Based on these results:

1. What is the genotype of the black parent?
2. If you cross two of the black offspring, what genotypes and phenotypes would you expect in the F2 generation, and in what ratio?

Solution:

Part 1: Genotype of the Black Parent

1. Analyze the offspring: The presence of white offspring indicates that the black parent must carry the recessive b allele.
2. Possible genotypes: The black parent could be either BB or Bb. Since white offspring (bb) were produced, the black parent must be heterozygous (Bb).
3. Conclusion: The genotype of the black parent is Bb.

Part 2: Cross of Two Black Offspring

1. Identify the cross: Since the black parent was Bb and the white parent was bb, the black offspring must also be Bb.

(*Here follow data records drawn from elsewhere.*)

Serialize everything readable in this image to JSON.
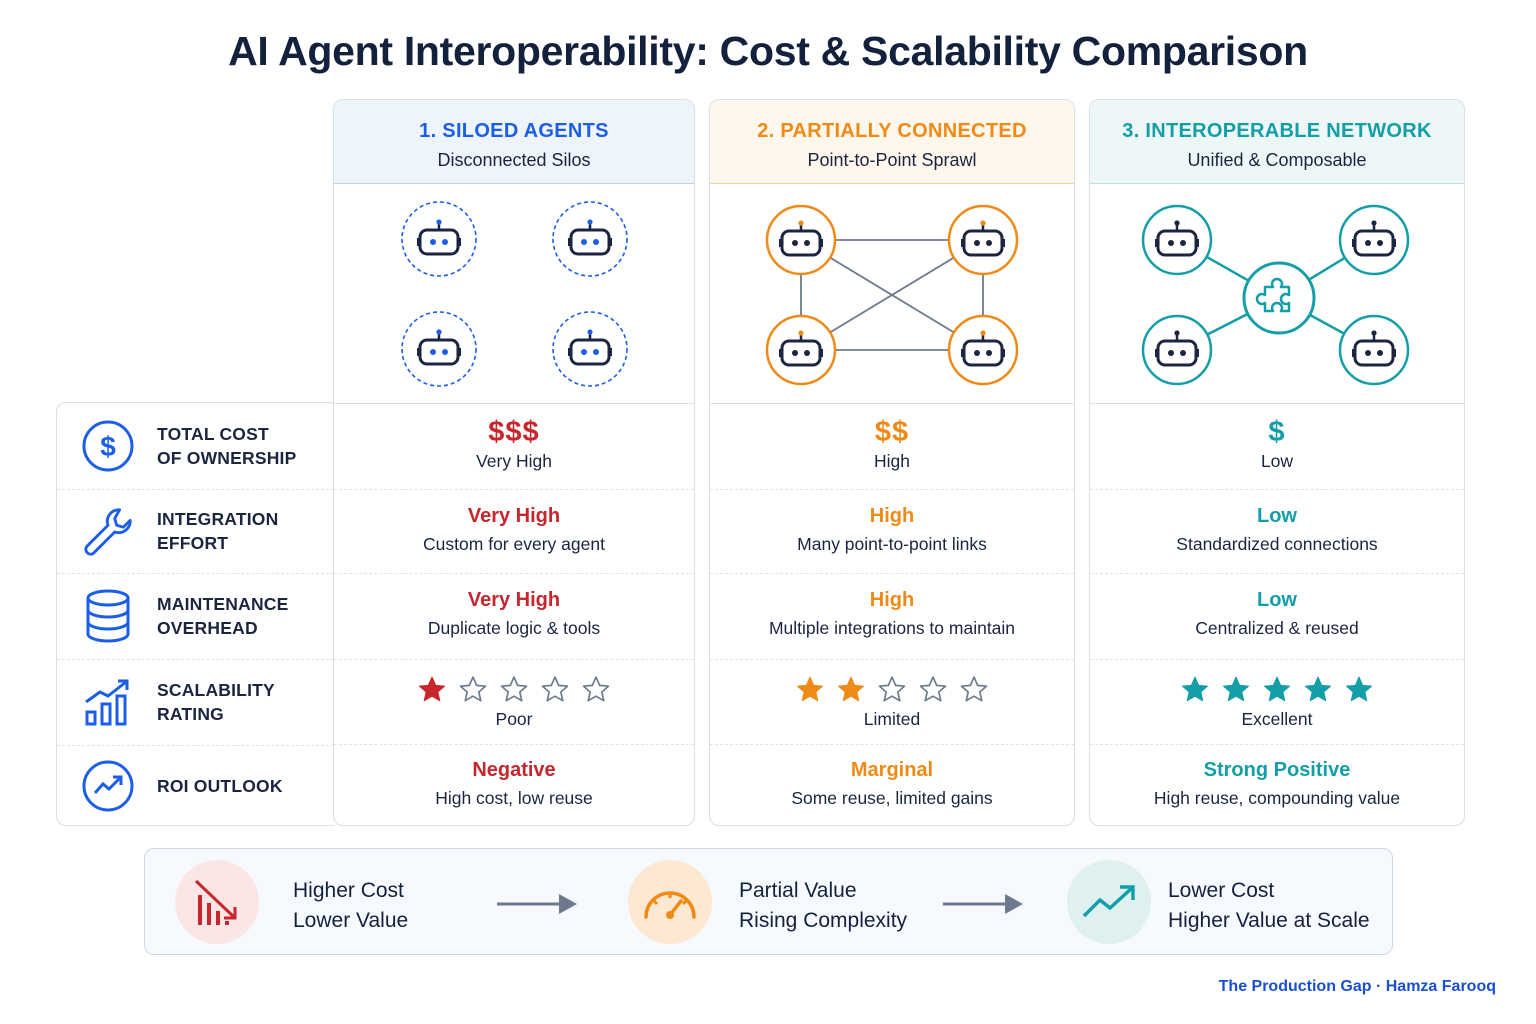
{
  "title": "AI Agent Interoperability: Cost & Scalability Comparison",
  "colors": {
    "blue": "#1d5ee8",
    "orange": "#f08a16",
    "teal": "#139ea8",
    "red": "#c8252d",
    "navy": "#1b2540"
  },
  "rows": [
    {
      "icon": "dollar-circle-icon",
      "label_line1": "TOTAL COST",
      "label_line2": "OF OWNERSHIP"
    },
    {
      "icon": "wrench-icon",
      "label_line1": "INTEGRATION",
      "label_line2": "EFFORT"
    },
    {
      "icon": "database-icon",
      "label_line1": "MAINTENANCE",
      "label_line2": "OVERHEAD"
    },
    {
      "icon": "bar-chart-rising-icon",
      "label_line1": "SCALABILITY",
      "label_line2": "RATING"
    },
    {
      "icon": "trend-up-circle-icon",
      "label_line1": "ROI OUTLOOK",
      "label_line2": ""
    }
  ],
  "columns": [
    {
      "heading": "1. SILOED AGENTS",
      "subheading": "Disconnected Silos",
      "cost_symbol": "$$$",
      "cost_label": "Very High",
      "integration_value": "Very High",
      "integration_desc": "Custom for every agent",
      "maintenance_value": "Very High",
      "maintenance_desc": "Duplicate logic & tools",
      "scalability_stars": 1,
      "scalability_label": "Poor",
      "roi_value": "Negative",
      "roi_desc": "High cost, low reuse"
    },
    {
      "heading": "2. PARTIALLY CONNECTED",
      "subheading": "Point-to-Point Sprawl",
      "cost_symbol": "$$",
      "cost_label": "High",
      "integration_value": "High",
      "integration_desc": "Many point-to-point links",
      "maintenance_value": "High",
      "maintenance_desc": "Multiple integrations to maintain",
      "scalability_stars": 2,
      "scalability_label": "Limited",
      "roi_value": "Marginal",
      "roi_desc": "Some reuse, limited gains"
    },
    {
      "heading": "3. INTEROPERABLE NETWORK",
      "subheading": "Unified & Composable",
      "cost_symbol": "$",
      "cost_label": "Low",
      "integration_value": "Low",
      "integration_desc": "Standardized connections",
      "maintenance_value": "Low",
      "maintenance_desc": "Centralized & reused",
      "scalability_stars": 5,
      "scalability_label": "Excellent",
      "roi_value": "Strong Positive",
      "roi_desc": "High reuse, compounding value"
    }
  ],
  "banner": [
    {
      "icon": "declining-bars-icon",
      "line1": "Higher Cost",
      "line2": "Lower Value"
    },
    {
      "icon": "gauge-icon",
      "line1": "Partial Value",
      "line2": "Rising Complexity"
    },
    {
      "icon": "trend-up-icon",
      "line1": "Lower Cost",
      "line2": "Higher Value at Scale"
    }
  ],
  "footer": "The Production Gap · Hamza Farooq"
}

2. Set up the cross: Bb x Bb

3. Punnett Square:

   	B	b
   B	BB	Bb
   b	Bb	bb

4. Genotypes and Phenotypes:

   • Genotypes:
     • BB: 1/4
     • Bb: 2/4
     • bb: 1/4
   • Phenotypes:
     • Black fur (BB and Bb): 3/4
     • White fur (bb): 1/4

5. Conclusion: In the F2 generation, the expected genotypic ratio is 1 BB: 2 Bb: 1 bb, and the phenotypic ratio is 3 black mice: 1 white mouse.

Advanced Tips for Monohybrid Crosses

• Always start with the phenotype: Identify the dominant and recessive traits.
• Write down possible genotypes: List all possible genotypes for each phenotype.
• Use Punnett Squares consistently: This helps visualize the crosses and predict outcomes.
• Check your results: Ensure your results match the expected ratios.
• Consider alternative inheritance patterns: If the ratios deviate from expected monohybrid ratios, consider incomplete dominance, codominance, or lethal alleles.

Conclusion

Understanding monohybrid crosses is a cornerstone of genetics. By working through various practice problems using mice as a model organism, you can grasp the fundamentals of inheritance and allele interactions. Whether you're dealing with simple dominance, incomplete dominance, codominance, or lethal alleles, the principles remain the same: identify the genotypes, predict the gametes, and use Punnett Squares to determine the potential outcomes. With practice, you’ll be able to solve even the most challenging monohybrid cross problems with confidence. These skills not only enhance your understanding of genetics but also provide a foundation for exploring more complex inheritance patterns in various organisms.